Disability Representation: Ideally Disabled

When the topic of disability is brought up, we tend to imagine a certain kind of person. We never think of the multitude of people who might not align with the typical idea of disabled. What is the ‘typical‘ idea of disabled, and what does it mean to only imagine disability in this way?

With the emergence of disability life narratives, the popular marketplace of memoirs has been introduced to different kinds of disability; not one that is new, but one that has not been paid attention to. Under this newly introduced umbrella, the not so ideally disabled person might be found.
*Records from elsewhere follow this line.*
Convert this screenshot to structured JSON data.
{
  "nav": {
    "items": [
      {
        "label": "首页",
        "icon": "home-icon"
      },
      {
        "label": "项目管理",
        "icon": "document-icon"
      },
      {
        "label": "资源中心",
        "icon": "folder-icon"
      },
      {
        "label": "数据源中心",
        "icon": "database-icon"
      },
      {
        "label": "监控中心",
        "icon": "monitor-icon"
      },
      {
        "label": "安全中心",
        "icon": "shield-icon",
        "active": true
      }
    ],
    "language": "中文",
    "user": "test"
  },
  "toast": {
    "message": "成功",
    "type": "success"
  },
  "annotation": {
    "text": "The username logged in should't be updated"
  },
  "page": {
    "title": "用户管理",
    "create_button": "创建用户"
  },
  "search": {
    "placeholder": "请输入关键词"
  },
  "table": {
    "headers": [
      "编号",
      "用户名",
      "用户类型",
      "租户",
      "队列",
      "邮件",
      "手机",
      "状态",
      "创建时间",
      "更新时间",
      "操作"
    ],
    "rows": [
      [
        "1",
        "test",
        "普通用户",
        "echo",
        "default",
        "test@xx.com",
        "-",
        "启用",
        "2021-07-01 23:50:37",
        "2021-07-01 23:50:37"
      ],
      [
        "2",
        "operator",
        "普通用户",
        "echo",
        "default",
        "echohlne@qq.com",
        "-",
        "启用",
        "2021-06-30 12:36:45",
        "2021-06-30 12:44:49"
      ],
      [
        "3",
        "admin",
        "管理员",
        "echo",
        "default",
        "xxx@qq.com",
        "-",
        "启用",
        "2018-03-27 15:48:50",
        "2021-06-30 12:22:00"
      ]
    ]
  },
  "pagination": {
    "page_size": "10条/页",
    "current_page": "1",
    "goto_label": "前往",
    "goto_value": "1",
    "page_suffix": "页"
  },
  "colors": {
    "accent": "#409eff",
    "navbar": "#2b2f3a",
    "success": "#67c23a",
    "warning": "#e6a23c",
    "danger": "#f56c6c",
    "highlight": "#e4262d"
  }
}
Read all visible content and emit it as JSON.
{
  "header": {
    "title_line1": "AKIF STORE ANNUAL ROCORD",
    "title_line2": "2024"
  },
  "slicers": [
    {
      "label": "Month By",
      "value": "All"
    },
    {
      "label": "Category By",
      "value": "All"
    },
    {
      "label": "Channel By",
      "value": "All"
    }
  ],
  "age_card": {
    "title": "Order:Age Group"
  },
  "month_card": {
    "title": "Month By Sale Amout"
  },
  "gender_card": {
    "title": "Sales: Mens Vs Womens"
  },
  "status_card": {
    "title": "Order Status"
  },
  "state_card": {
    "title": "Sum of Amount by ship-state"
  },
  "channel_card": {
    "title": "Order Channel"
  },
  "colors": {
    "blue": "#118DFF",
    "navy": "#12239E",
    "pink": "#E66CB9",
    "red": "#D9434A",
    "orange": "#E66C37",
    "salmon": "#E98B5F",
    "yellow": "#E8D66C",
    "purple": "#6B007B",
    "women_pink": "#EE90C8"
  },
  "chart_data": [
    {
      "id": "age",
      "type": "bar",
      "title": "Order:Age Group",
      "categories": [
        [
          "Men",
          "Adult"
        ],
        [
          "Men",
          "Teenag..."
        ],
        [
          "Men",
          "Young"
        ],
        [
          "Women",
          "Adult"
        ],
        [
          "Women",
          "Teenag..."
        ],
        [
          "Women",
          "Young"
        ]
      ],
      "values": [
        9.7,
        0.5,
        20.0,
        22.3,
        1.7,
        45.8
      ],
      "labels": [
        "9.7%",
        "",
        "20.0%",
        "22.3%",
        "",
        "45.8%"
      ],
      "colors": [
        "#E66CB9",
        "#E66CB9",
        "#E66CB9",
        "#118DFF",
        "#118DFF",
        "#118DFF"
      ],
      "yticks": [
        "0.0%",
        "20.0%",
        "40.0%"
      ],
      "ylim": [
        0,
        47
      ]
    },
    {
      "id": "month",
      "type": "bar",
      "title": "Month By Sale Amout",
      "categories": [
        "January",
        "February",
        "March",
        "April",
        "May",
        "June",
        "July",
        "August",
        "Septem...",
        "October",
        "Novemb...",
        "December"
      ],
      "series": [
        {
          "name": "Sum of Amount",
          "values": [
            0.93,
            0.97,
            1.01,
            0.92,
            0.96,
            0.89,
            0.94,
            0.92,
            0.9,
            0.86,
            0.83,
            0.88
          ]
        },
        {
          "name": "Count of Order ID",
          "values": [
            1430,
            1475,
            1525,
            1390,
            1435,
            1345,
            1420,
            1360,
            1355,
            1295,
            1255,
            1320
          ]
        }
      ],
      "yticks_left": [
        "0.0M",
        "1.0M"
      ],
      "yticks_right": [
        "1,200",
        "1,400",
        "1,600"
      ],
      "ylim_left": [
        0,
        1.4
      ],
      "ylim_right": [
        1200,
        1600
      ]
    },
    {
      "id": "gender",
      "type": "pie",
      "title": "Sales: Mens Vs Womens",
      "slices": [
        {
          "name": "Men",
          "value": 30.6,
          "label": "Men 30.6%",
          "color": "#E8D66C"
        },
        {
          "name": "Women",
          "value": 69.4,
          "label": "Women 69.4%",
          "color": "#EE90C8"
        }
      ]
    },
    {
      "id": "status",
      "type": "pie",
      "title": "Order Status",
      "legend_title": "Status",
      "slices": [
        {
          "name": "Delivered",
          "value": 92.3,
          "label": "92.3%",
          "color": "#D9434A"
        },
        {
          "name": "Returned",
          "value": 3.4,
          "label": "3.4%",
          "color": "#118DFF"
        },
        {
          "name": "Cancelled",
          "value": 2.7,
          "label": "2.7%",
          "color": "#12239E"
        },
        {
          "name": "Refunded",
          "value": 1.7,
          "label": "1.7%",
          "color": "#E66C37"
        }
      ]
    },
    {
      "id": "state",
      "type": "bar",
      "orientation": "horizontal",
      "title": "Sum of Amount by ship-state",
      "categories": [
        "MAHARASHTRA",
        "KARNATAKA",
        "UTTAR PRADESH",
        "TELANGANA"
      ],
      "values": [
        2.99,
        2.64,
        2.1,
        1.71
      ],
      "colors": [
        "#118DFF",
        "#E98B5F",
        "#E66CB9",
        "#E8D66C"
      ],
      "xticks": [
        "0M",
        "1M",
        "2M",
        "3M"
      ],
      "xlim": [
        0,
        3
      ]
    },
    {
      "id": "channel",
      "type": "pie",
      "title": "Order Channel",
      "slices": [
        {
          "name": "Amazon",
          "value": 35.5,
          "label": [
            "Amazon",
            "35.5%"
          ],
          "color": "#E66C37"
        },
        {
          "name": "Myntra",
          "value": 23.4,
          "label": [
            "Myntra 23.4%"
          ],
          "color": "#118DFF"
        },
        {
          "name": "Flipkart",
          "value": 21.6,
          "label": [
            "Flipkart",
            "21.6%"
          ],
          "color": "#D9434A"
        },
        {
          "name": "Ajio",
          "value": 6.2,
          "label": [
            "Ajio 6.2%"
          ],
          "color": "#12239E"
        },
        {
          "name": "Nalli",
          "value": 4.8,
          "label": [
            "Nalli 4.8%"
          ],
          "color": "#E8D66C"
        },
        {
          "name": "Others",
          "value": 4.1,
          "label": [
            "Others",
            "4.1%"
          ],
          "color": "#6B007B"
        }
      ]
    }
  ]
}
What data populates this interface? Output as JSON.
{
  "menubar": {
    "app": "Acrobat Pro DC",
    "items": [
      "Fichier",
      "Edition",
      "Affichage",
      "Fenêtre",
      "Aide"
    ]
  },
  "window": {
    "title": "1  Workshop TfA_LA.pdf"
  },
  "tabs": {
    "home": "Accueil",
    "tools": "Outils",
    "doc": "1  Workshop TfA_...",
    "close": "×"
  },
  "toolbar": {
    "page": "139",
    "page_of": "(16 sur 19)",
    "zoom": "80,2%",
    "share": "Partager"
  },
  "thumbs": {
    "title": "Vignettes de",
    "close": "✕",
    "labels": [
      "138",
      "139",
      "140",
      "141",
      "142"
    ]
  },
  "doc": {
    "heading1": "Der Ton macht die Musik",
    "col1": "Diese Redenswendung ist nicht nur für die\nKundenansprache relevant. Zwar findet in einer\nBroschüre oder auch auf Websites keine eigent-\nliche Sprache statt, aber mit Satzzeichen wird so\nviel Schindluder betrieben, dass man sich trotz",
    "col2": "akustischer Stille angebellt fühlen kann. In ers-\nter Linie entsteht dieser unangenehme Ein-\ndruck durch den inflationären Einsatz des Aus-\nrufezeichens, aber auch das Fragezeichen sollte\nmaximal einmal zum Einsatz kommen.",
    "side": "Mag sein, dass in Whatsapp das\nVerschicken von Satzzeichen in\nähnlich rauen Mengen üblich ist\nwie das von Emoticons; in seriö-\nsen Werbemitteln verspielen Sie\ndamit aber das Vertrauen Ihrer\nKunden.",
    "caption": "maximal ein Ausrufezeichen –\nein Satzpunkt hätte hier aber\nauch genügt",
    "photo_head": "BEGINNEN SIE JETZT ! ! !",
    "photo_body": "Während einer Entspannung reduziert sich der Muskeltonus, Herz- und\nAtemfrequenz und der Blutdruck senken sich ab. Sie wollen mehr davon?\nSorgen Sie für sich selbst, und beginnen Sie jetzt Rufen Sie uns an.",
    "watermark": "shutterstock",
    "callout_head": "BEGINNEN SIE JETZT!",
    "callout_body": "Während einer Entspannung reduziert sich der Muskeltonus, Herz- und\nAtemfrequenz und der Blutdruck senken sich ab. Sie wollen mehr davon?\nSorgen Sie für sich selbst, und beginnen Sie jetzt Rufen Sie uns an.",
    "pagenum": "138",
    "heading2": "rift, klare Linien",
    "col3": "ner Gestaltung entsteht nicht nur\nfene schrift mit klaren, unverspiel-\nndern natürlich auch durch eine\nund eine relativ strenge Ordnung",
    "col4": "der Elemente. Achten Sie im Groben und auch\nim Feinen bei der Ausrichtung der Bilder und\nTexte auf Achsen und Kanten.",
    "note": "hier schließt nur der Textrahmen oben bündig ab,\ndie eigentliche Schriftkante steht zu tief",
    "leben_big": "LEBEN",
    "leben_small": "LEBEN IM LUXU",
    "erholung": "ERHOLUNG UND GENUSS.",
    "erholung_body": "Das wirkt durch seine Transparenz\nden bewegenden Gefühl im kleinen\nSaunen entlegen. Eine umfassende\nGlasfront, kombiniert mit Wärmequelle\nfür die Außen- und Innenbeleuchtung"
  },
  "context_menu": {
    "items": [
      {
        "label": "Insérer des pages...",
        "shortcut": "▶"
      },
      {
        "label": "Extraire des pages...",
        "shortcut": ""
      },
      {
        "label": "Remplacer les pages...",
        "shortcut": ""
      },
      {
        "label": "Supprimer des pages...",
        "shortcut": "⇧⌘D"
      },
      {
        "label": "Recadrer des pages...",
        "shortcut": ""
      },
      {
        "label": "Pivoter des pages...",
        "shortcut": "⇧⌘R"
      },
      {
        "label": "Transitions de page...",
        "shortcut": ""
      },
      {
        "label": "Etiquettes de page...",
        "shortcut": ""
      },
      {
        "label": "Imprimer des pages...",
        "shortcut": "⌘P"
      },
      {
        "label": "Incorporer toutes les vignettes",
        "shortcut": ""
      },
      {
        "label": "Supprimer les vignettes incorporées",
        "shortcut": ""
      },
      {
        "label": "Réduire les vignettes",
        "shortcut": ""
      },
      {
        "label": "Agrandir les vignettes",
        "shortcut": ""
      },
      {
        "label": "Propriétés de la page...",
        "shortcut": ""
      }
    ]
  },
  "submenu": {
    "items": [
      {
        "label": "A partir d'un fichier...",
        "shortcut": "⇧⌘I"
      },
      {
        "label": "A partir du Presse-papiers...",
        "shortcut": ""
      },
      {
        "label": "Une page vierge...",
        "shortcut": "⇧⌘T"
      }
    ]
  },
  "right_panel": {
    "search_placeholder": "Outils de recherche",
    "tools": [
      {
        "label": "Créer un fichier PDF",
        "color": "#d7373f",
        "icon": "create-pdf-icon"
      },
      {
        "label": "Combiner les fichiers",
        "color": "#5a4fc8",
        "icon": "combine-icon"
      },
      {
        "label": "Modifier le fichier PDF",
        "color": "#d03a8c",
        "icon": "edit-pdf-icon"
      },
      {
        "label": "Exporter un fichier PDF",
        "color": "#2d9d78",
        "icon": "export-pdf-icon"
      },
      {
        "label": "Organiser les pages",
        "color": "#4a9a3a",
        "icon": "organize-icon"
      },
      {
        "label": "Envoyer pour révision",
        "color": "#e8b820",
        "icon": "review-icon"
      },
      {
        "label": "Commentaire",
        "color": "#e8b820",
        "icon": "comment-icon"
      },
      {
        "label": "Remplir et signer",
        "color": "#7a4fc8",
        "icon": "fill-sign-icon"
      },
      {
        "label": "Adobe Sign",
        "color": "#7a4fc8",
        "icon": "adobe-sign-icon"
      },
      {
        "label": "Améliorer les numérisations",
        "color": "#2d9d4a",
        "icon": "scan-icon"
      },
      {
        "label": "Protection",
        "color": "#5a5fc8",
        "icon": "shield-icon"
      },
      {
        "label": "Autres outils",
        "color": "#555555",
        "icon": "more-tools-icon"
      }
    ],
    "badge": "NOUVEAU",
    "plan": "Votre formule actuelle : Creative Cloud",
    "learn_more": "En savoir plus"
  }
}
With authors, entrepreneurs, creators, and other professionals who are given the label “disabled”, audiences of traditional disability memoirs are encouraged to consider other types of disability and disabled people, and why they might not have as much room in the marketplace.

Influential people such as Susan Robinson and Jason Da Silva, and authors studied throughout ASTU 100 such as Couser and Schaffer & Smith, we are encouraged to question why there is a certain type of disabled person whose story is more successful.

In Susan Robinson’s insightful and entertaining TedTalk, she explains how she fails at being disabled, in the views of others, and how this strikes her as particularly funny.

She introduces this idea that many people, including herself, “…hate the word disabled when it’s used to describe people” (Robinson). Yet at the same time, she feels entitled to it. This can be seen as how she and others have, in Couser’s words “…a high degree of control over their own images.” (Cousrer, 31). In essence, Susan Robinson explains how she is taking back the term “disabled” and redefining it in her own terms, and encourages others to do the same.

The “five tips to fail at being disabled” that Robinson introduces forces audiences to recognize that there might be an ideal disabled person that is more appealing in the marketplace, and to consider why this might be (Robinson). In her first tip, she tells the audience to know their superpowers. She explains how through being partially sighted, she discovered where her talents were and put them to use in her career. She explains how through relying on her best strengths, her and her colleagues “…achieved tremendous outcomes.” (Robinson). This example is reflective of Couser’s ideas that authors of stories of disability “…represent their former condition as grotesque…” (Couser, 34).

Presenting her strengths and disability as a positive thing allowed her to find and appreciation of her disability. By doing this, and by encouraging audiences of disability narratives to do this, she is changing the narrative from others feeling pity for those who are disabled to allowing them to take their disability under their own definitions and representation.

 

Works Cited

“Rhetoric and Self-Representation in Disability Memoir.” Signifying Bodies: Disability in Contemporary Life Writing, by G. T. Couser, University of Michigan Press, 2010, pp. 31–41.

Robinson, Susan. How I Fail at Being DisabledTED: Ideas Worth Spreading, Dec. 2016, www.ted.com/talks/susan_robinson_how_i_fail_at_being_disabled?utm_campaign=tedspread-a&utm_medium=referral&utm_source=tedcomshare#t-156218.